Universal Registry Codes

The CBR assigns a Universal Registry Code to taxonomic entries to keep references unambiguous across worlds, languages, and local naming traditions.

While formats vary by era and discipline, most codes follow a structured pattern that encodes:

  • the domain (or equivalent “life-form substrate”)
  • the rank (kingdom/phylum/etc.)
  • an abbreviated taxon identifier
  • optional revision markers

Examples seen in Continuum taxonomy records include codes such as:

  • CB-001 (Carbonia domain taxon identifier pattern)
  • LX-K-… (Luxiva domain, Kingdom-level pattern)

These identifiers are used in archives, bestiaries, survey logs, and automated indexing systems where plain names are too collision-prone.
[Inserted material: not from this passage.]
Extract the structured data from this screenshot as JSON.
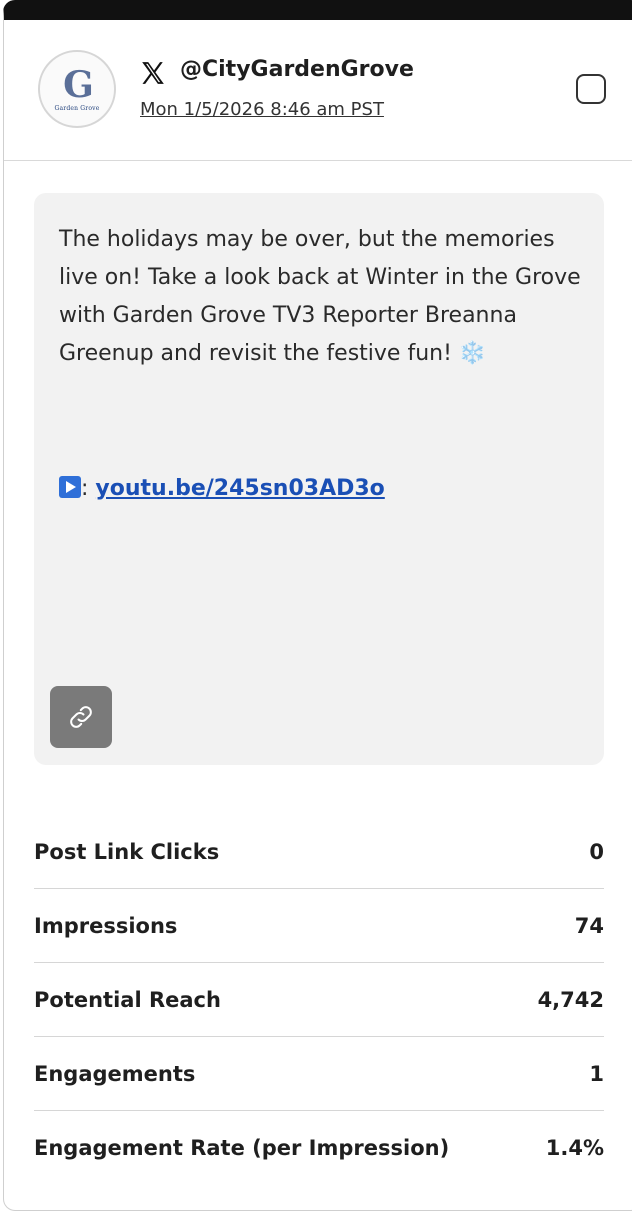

Governance and revision process

Taxonomy within the Continuum is treated as living infrastructure: stable enough to rely on, flexible enough to survive new discoveries.

The CBR is overseen by rotating Revision Councils (e.g., the 3rd Revision Council), which:

review proposals for new taxa, mergers, splits, and rank changes

set criteria for evidentiary thresholds (morphology, behavior, biosignature coherence, reproduction modes, etc.)

publish revision notes to maintain backwards compatibility for older records

Major revisions typically include transition guidance (synonyms, deprecated names, and code remapping) to prevent archival chaos.